Kann acknowledged there will be a learning curve if elected to the position. “I can’t go in and say I’m going to do this and do that without some staff support teaching me along the way how to do the job. I am a team player, and I believe a team accomplishes more than an individual. That’s primarily my goal,” she said.


What other priorities do you have for the recorder’s office?


Kann said it’s difficult to say when she’s not currently in the office. But her priority is to make it run efficiently. “I’m looking for a team to be accurate, efficient and friendly,” she added. “I have the tendency to be blunt. I’ll give honest answers. If I don’t know it, I’ll tell you I don’t know it.”

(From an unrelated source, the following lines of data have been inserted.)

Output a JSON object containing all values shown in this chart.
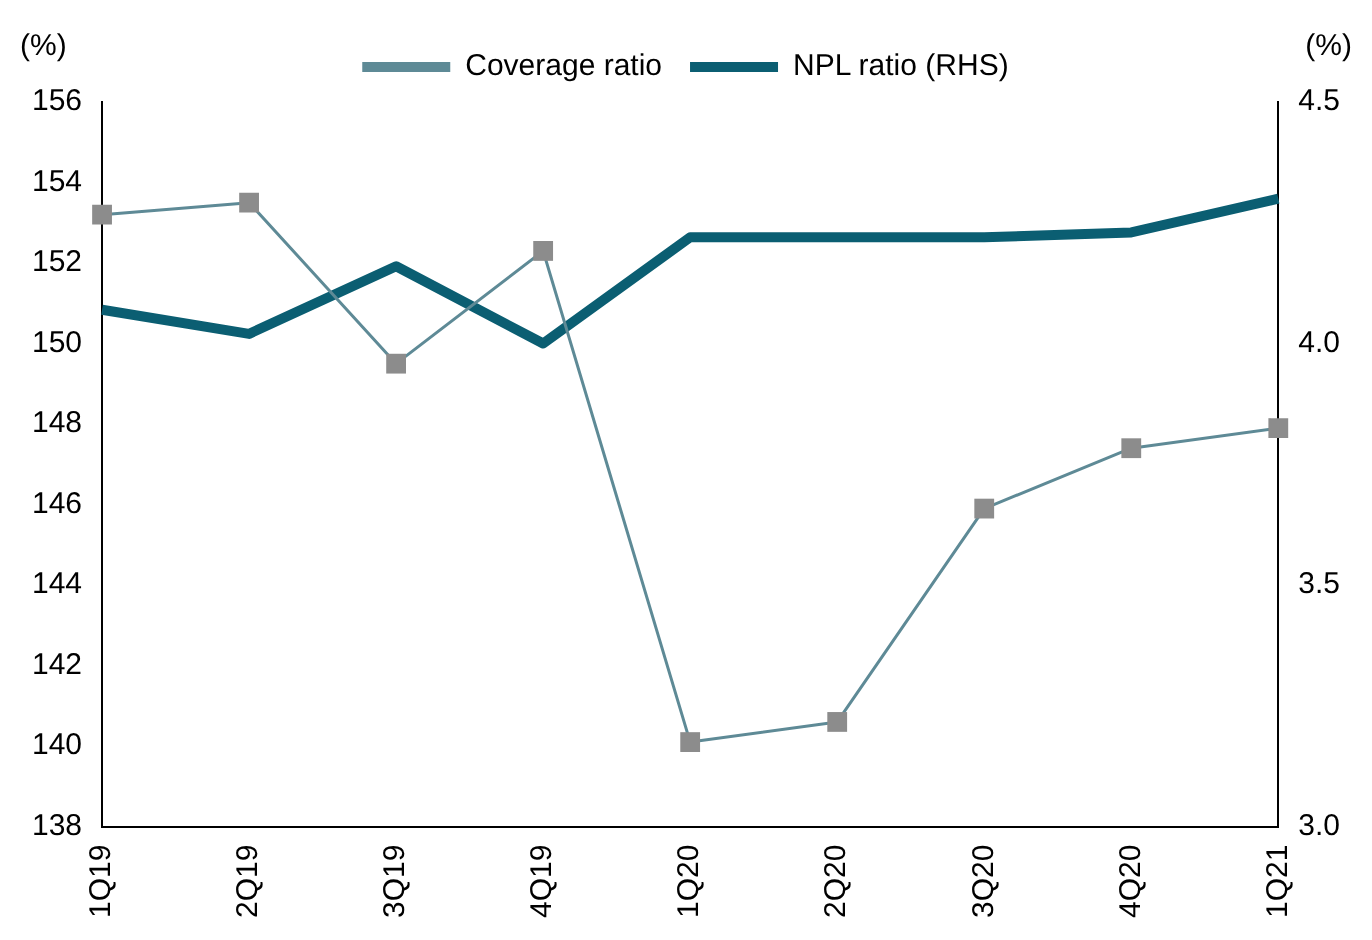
{
  "chart_data": {
    "type": "line",
    "ylabel": "(%)",
    "y2label": "(%)",
    "categories": [
      "1Q19",
      "2Q19",
      "3Q19",
      "4Q19",
      "1Q20",
      "2Q20",
      "3Q20",
      "4Q20",
      "1Q21"
    ],
    "series": [
      {
        "name": "Coverage ratio",
        "color": "#5e8a96",
        "marker": "square",
        "values": [
          153.2,
          153.5,
          149.5,
          152.3,
          140.1,
          140.6,
          145.9,
          147.4,
          147.9
        ]
      },
      {
        "name": "NPL ratio (RHS)",
        "color": "#0b5e72",
        "axis": "y2",
        "marker": "none",
        "values": [
          4.07,
          4.02,
          4.16,
          4.0,
          4.22,
          4.22,
          4.22,
          4.23,
          4.3
        ]
      }
    ],
    "ylim": [
      138,
      156
    ],
    "yticks": [
      138,
      140,
      142,
      144,
      146,
      148,
      150,
      152,
      154,
      156
    ],
    "y2lim": [
      3.0,
      4.5
    ],
    "y2ticks": [
      {
        "value": 3.0,
        "label": "3.0"
      },
      {
        "value": 3.5,
        "label": "3.5"
      },
      {
        "value": 4.0,
        "label": "4.0"
      },
      {
        "value": 4.5,
        "label": "4.5"
      }
    ],
    "grid": false,
    "legend": "top"
  }
}
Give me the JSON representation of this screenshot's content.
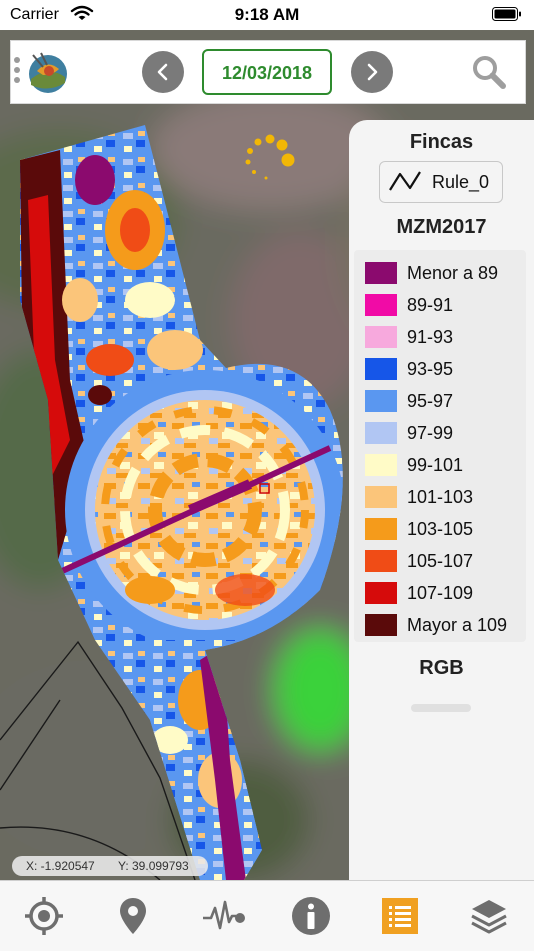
{
  "status_bar": {
    "carrier": "Carrier",
    "time": "9:18 AM"
  },
  "toolbar": {
    "date": "12/03/2018",
    "logo_icon": "farm-logo-icon",
    "search_icon": "search-icon"
  },
  "legend": {
    "header": "Fincas",
    "rule_label": "Rule_0",
    "layer_title": "MZM2017",
    "classes": [
      {
        "label": "Menor a 89",
        "color": "#8b0a6e"
      },
      {
        "label": "89-91",
        "color": "#f10ba6"
      },
      {
        "label": "91-93",
        "color": "#f7a9dd"
      },
      {
        "label": "93-95",
        "color": "#1656e8"
      },
      {
        "label": "95-97",
        "color": "#5a97f0"
      },
      {
        "label": "97-99",
        "color": "#b1c6f3"
      },
      {
        "label": "99-101",
        "color": "#fffbc7"
      },
      {
        "label": "101-103",
        "color": "#fbc57a"
      },
      {
        "label": "103-105",
        "color": "#f59b1b"
      },
      {
        "label": "105-107",
        "color": "#f04c16"
      },
      {
        "label": "107-109",
        "color": "#d60b0b"
      },
      {
        "label": "Mayor a 109",
        "color": "#5a0a0a"
      }
    ],
    "rgb_label": "RGB"
  },
  "coordinates": {
    "x": "X: -1.920547",
    "y": "Y: 39.099793"
  },
  "tabs": [
    {
      "name": "locate",
      "icon": "crosshair-icon"
    },
    {
      "name": "pin",
      "icon": "map-pin-icon"
    },
    {
      "name": "profile",
      "icon": "pulse-icon"
    },
    {
      "name": "info",
      "icon": "info-icon"
    },
    {
      "name": "legend",
      "icon": "list-icon",
      "active": true,
      "active_color": "#f0a021"
    },
    {
      "name": "layers",
      "icon": "layers-icon"
    }
  ]
}
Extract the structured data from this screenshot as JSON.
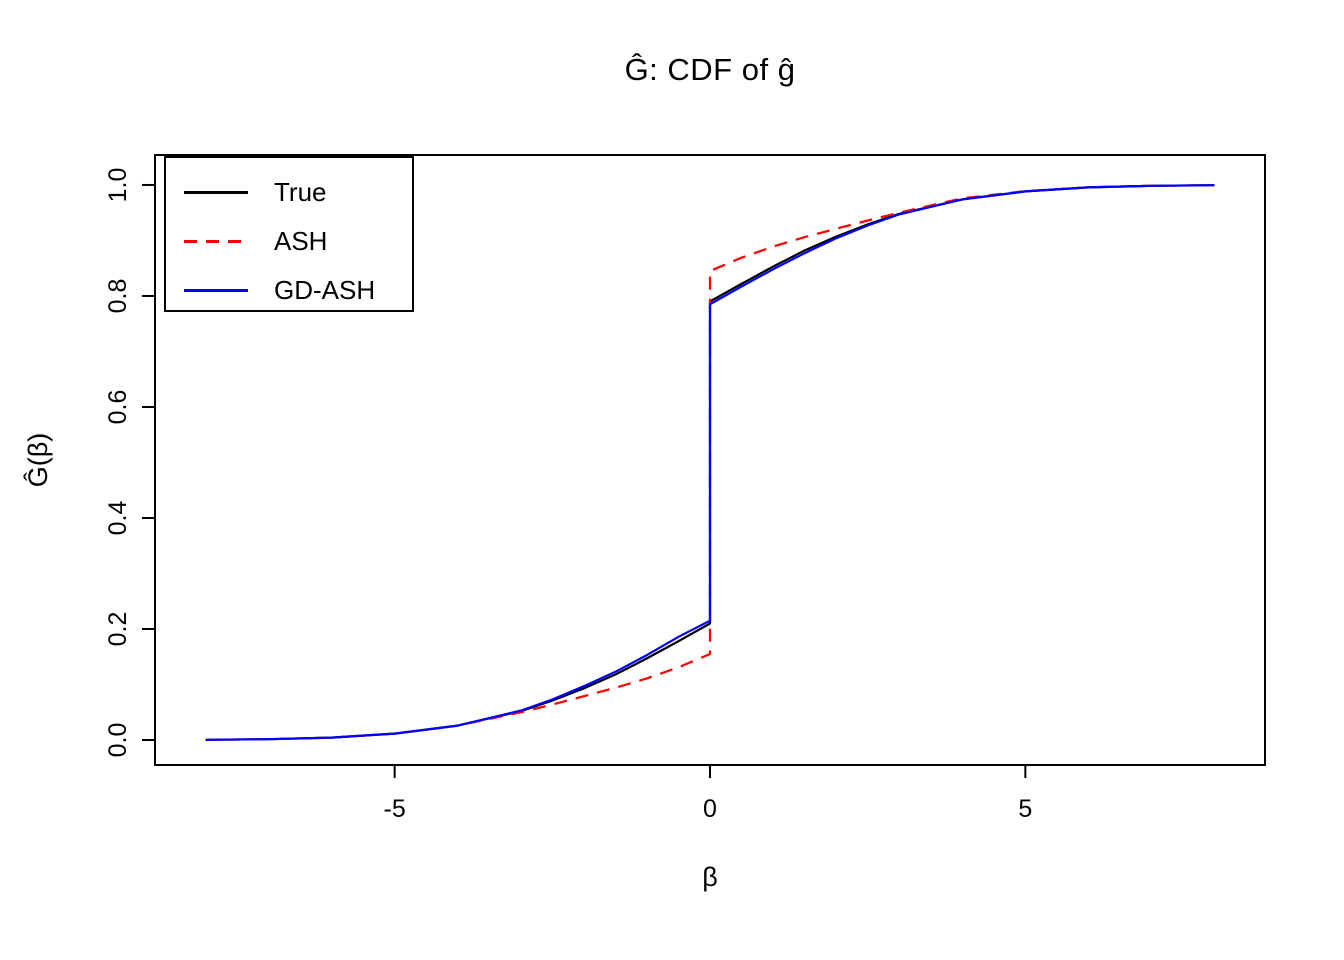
{
  "chart_data": {
    "type": "line",
    "title": "Ĝ: CDF of ĝ",
    "xlabel": "β",
    "ylabel": "Ĝ(β)",
    "xlim": [
      -8.8,
      8.8
    ],
    "ylim": [
      -0.045,
      1.054
    ],
    "x_ticks": [
      -5,
      0,
      5
    ],
    "y_ticks": [
      0.0,
      0.2,
      0.4,
      0.6,
      0.8,
      1.0
    ],
    "grid": false,
    "legend_position": "top-left",
    "x": [
      -8,
      -7,
      -6,
      -5,
      -4,
      -3,
      -2.5,
      -2,
      -1.5,
      -1,
      -0.5,
      0,
      0,
      0.5,
      1,
      1.5,
      2,
      2.5,
      3,
      4,
      5,
      6,
      7,
      8
    ],
    "series": [
      {
        "name": "True",
        "color": "#000000",
        "style": "solid",
        "values": [
          0.0004,
          0.0015,
          0.0044,
          0.0115,
          0.026,
          0.052,
          0.071,
          0.093,
          0.118,
          0.147,
          0.178,
          0.21,
          0.79,
          0.822,
          0.853,
          0.882,
          0.907,
          0.929,
          0.948,
          0.974,
          0.9885,
          0.9956,
          0.9985,
          0.9996
        ]
      },
      {
        "name": "ASH",
        "color": "#FF0000",
        "style": "dashed",
        "values": [
          0.0004,
          0.0015,
          0.0044,
          0.0115,
          0.026,
          0.05,
          0.064,
          0.079,
          0.094,
          0.111,
          0.131,
          0.155,
          0.845,
          0.869,
          0.889,
          0.906,
          0.921,
          0.936,
          0.95,
          0.976,
          0.989,
          0.996,
          0.9985,
          0.9996
        ]
      },
      {
        "name": "GD-ASH",
        "color": "#0000FF",
        "style": "solid",
        "values": [
          0.0004,
          0.0015,
          0.0044,
          0.0115,
          0.026,
          0.053,
          0.073,
          0.097,
          0.123,
          0.153,
          0.186,
          0.215,
          0.785,
          0.817,
          0.848,
          0.877,
          0.904,
          0.927,
          0.947,
          0.974,
          0.9885,
          0.9956,
          0.9985,
          0.9996
        ]
      }
    ]
  }
}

For Meyer, the next project is to back scan all the plats and subdivisions in Clayton County. Then it would all be archived should a fire or other incident occur at the courthouse. “They will be coming next month to do back scanning. Eventually that will be imported into our electronic system and we will continue to index those as well,” she said. 


Meyer has found it important to archive the history of the county. “History has always been important to me, always been an interest to me. I enjoy it,” she said. “I think taking the history of our county and making it available to all of you online, eventually, is important.”


She wants to continue to take the office forward, into the future. The recorder’s office runs some of the highest tech recording software in the state of Iowa, Meyer noted, “and I want to continue to be that forefront because that’s what makes us efficient. Our goal is to continue to record those documents on an extremely timely basis and get that information out to the public.”